Through sheer will, Addie and Roy made it upstairs. “Why don’t you sit down, Daddy?” she said softly, guiding him to the frayed armchair that had stood in that spot all of Addie’s life.

She could smell the stew that Delilah had prepared for the lunch rush rising through the floor and the weave of the carpet-carrots, beef base, thyme. As a child, she had believed that breathing in the diner had rooted it in her system, making it as much as part of her as her blood or her bones. Her father had been like that, too, once. But it had been seven years since he’d voluntarily set foot behind the stove. She wondered if it caused him the same phantom pain that came from losing a vital limb-if he drank to dull the ache of it.

Addie crouched down beside his chair. “Daddy,” she whispered.

Roy blinked. “My girl.”

Tears sprang to her eyes. “I need you to do me a favor. The diner, it’s too busy for me to take care of. I need you-”

“Oh, Addie. Don’t.”

“Just the register. You won’t ever have to go into the kitchen.”

“You don’t need me to work the register. You just want to keep tabs on me.”

Addie flushed. “That’s not true.”

“It’s all right.” He covered her hand with his own and squeezed. “Every now and then it’s nice to know that someone cares where I am.”

Addie opened her mouth to say the things she should have said years ago to her father, all those months after her mother’s death when she was too busy keeping the diner afloat to notice that Roy was drowning, but the telephone interrupted her. Delilah was on the other end. “Get down here,” the cook said. “Your bad day? It just got worse.”

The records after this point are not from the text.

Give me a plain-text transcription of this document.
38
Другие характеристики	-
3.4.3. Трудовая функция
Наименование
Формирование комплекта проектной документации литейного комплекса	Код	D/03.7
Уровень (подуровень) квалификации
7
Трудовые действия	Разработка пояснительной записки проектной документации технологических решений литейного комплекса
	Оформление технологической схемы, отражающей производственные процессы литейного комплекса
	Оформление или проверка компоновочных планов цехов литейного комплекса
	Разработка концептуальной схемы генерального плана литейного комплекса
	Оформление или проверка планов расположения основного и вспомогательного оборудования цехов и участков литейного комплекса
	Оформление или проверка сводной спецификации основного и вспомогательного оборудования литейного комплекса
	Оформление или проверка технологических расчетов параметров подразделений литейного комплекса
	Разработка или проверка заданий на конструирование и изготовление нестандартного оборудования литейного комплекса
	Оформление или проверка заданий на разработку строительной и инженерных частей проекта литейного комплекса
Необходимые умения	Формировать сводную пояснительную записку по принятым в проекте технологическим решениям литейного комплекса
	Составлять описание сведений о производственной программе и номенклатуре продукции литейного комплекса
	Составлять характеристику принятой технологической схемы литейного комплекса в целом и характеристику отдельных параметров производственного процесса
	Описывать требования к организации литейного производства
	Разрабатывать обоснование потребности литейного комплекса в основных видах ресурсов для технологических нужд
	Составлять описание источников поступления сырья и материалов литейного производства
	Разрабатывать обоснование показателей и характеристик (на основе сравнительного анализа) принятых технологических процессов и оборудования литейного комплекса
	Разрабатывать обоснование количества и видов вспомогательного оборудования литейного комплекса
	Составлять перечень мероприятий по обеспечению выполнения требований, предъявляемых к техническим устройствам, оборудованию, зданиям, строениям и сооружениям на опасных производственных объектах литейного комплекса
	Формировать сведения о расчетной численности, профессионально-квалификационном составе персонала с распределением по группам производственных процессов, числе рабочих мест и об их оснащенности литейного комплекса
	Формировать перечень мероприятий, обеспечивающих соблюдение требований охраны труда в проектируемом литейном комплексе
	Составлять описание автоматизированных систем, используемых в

“Did you say something?” The cab driver’s eyes met Jack’s in the rearview mirror.

“No.”

“This look familiar yet?”

Jack had lied to the driver-what was one more lie in a long string of others?-confessing that he couldn’t remember the name of the town he was headed toward but that Route 10 ran right through its middle. He would recognize it, he said, as soon as Main Street came into view.

Now, forty minutes later, he glanced out the window. They were driving through a village, small but well-heeled, with a New England steepled white church and women in riding boots darting into stores to run their errands. It reminded him too much of the prep-school town of Loyal, and he shook his head. “Not this one,” he said.

What he needed was a place where he could disappear for a while-a place where he could figure out how to start all over again. Teaching-well, that was out of the question now. But it was also all he’d ever done. He’d worked at Westonbrook for four years . . . an awfully big hole to omit in a job interview for any related field. And even a McDonald’s manager could ask him if he’d ever been convicted of a crime.

Lulled by the motion of the taxi, he dozed off. He dreamed of an inmate he’d worked with on farm duty. Aldo’s girlfriend would commute to Haverhill and leave treasures in the cornfield for him: whiskey, pot, instant coffee. Once, she set herself up naked on a blanket, waiting for Aldo to come over on the tractor. “Drive slow,” Aldo would say, when they went out to harvest. “You never know what you’re going to find.”

“Salem Falls coming up,” the cab driver announced, waking him.

A hand-lettered blue placard announced the name of the town and proclaimed it home of Duncan Pharmaceuticals. The town was built outward from a central green, crowned by a memorial statue that flisted badly to the left, as if it had been rammed from the side. A bank, a general store, and a town office building were dotted along the green-all neatly painted, walks shoveled clear of snow. Standing incongruously at the corner was a junked railroad car. Jack did a double take, and as the cab turned to follow the one-way road around the green, he realized it was a diner.